The Beginner’s Guide to Mixing With Stems

In the studio, so much of our work with stems comes down to printing them at the end of your session. We’ve previously discussed what that process looks like – how you print your tracks and effects down for remixers and recalls at a later date.

Today, I want to take a look at one of the most common deliverables in the pro audio world from a different perspective: mixing.

With stems, I think there are some pretty common misconceptions about what you can and cannot do with them. For example, a new remixer might think that all of those stems are there for reference and only use the vocal track in their remix. They might be hesitant to add their own effects/processing. But realistically, your stems shouldn’t be treated all that differently from any other stereo track in your session.

Starting From Scratch

One thing that I think I see the most are mixers and remixers restoring everything to unity gain (0 dB). This can be a great way to take inventory of your stems and make sure everything is there, but at the end of the day you’re probably not keeping any of those stems at that level. Instead, you’ll often need to drop them down or remove them completely to free up headroom and parts of the frequency spectrum for elements that you’re planning on adding.

At the end of your day, nothing about your mix needs to be consistent with the original mix.

The Flexibility of Stems

Stem mixing isn’t just isolated to remixers – live shows and productions will often fold down many of their tracks to stems to make mixing easier on the front of house engineers. Rather than managing a whole orchestra for a Broadway show, engineers are able to use stems of the different orchestral sections to mix things like horns, strings, and keys with the live performers. This gives them a professional level of control that can’t be replicated with a simple two-track background.

Check out this example from Josh West at Cellar Door Sound, who recently found himself using JST plugins on his surround stems for a live musical:

I think a key point that Josh makes is that compression is sometimes necessary when working with stems, as he showcased by using BG-Keys. Stems don’t usually retain the same polish as a fully mastered song because it’s impossible to hit the master bus the same exact way without everything playing back at once.

In some examples like this, a minimal amount of compression is needed just to tighten things up, but in others you may need to add much more to get the sound you’re after if your stems aren’t compressed enough. Again, you should be treating your stems just like any other stereo track in your mix.

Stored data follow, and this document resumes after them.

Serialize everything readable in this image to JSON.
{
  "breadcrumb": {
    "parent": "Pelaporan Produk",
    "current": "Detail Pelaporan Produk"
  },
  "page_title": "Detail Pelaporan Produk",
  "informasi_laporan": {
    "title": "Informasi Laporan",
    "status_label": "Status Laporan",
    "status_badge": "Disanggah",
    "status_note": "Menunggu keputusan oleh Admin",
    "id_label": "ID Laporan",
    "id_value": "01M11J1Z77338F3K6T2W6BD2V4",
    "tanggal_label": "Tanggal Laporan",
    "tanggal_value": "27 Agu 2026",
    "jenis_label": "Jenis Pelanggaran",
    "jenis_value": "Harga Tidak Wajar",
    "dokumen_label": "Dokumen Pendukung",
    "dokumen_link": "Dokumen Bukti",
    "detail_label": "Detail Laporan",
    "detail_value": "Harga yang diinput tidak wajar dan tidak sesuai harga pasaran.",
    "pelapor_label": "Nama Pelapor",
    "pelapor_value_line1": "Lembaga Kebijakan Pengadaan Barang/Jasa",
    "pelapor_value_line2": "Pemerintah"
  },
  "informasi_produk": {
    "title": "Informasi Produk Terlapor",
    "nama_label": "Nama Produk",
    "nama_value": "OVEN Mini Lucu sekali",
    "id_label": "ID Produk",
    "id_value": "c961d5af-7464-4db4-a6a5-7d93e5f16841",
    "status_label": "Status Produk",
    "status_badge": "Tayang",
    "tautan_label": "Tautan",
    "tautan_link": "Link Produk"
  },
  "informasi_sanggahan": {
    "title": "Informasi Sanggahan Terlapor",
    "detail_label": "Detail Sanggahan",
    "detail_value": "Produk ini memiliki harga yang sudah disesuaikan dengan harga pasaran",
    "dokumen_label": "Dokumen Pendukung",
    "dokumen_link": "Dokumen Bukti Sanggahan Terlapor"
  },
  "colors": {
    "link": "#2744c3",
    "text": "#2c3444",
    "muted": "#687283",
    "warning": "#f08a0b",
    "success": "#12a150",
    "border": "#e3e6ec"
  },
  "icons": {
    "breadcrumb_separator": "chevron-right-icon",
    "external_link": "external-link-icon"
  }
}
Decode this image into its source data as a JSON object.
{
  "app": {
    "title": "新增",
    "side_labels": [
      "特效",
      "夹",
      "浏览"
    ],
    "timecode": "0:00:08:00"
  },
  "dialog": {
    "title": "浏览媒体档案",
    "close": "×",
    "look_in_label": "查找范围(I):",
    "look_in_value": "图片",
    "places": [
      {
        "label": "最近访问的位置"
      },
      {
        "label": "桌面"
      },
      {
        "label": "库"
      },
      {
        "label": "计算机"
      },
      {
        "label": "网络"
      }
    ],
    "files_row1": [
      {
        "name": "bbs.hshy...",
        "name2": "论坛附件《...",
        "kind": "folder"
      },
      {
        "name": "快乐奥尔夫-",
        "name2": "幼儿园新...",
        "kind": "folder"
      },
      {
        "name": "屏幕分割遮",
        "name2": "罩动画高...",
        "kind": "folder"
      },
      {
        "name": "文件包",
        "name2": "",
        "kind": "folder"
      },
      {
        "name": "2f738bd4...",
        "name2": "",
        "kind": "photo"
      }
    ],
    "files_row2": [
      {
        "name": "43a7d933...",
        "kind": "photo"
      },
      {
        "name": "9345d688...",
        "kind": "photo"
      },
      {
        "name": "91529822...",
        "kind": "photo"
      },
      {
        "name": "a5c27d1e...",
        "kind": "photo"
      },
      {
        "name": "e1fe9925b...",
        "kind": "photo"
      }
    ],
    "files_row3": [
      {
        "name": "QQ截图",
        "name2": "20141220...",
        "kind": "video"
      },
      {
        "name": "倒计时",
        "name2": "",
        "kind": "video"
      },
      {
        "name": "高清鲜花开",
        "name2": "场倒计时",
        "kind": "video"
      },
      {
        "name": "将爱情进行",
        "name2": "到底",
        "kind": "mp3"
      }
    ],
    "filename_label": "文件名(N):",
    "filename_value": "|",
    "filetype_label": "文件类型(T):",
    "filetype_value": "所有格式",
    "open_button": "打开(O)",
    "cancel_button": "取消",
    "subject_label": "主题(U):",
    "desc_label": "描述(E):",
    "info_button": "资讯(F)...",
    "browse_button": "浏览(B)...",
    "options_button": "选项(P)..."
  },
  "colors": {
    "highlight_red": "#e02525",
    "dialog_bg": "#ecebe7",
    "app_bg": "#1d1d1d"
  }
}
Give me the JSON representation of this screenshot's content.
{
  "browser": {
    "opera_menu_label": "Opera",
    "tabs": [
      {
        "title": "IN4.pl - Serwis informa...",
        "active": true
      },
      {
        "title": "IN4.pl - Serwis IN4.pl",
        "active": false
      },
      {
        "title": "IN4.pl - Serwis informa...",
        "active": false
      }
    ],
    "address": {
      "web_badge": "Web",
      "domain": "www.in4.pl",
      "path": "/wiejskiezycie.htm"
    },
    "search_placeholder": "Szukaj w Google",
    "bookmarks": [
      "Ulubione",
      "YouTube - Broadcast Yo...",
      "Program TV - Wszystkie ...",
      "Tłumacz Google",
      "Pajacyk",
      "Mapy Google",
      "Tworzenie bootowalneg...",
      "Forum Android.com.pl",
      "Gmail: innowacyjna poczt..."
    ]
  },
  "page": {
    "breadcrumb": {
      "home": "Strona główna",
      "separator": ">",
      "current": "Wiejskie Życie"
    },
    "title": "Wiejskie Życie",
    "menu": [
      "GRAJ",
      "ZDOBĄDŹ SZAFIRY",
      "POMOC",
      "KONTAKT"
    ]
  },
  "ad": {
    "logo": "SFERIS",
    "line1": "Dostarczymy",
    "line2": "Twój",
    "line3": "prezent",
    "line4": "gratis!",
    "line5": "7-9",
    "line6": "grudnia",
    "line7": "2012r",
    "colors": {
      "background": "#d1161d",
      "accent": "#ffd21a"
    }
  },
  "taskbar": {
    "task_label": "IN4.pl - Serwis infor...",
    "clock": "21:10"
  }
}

Is Stem Mixing On The Rise? 

Stems have always had a use in pro audio, but there seems to be a growing community of engineers and producers that actually prefer to mix stems rather than multi-tracks. Just like in the live sound example, the simplicity and ease of use of stems has a certain appeal to it. You can work faster with fewer track counts and it forces you to be decisive and commit to your decisions. 

It also means giving up some control, depending on the quality of your stems and how much effort went into splitting them out when they were created. An experienced engineer is going to give you some options – Vocals with FX, Vocals without FX, FX Only, Rhythm Guitars, Lead Guitars, etc… A less experienced one might give you Vocals, Guitars, Drums & Bass and call it a day. 

Consider your needs for a song before each mix and work with the recording engineer to get the right assets from the start if you are someone who finds working with stems easier. If you don’t have stems to work with today, check out sites like Nail The Mix that offer access to professional sessions to practice with. Print your own stems if you have to!

Stem mixing isn’t going anywhere anytime soon, so experience working with them will be a huge benefit to your career in the long run. 

Better Sources, Better Mixes 

Starting your work from a solid foundation requires a bit of work leading up to the actual mix session. If you’re involved right from the start of tracking, good recording techniques will be important, but even still, pre-processing and editing your tracks will make a huge difference.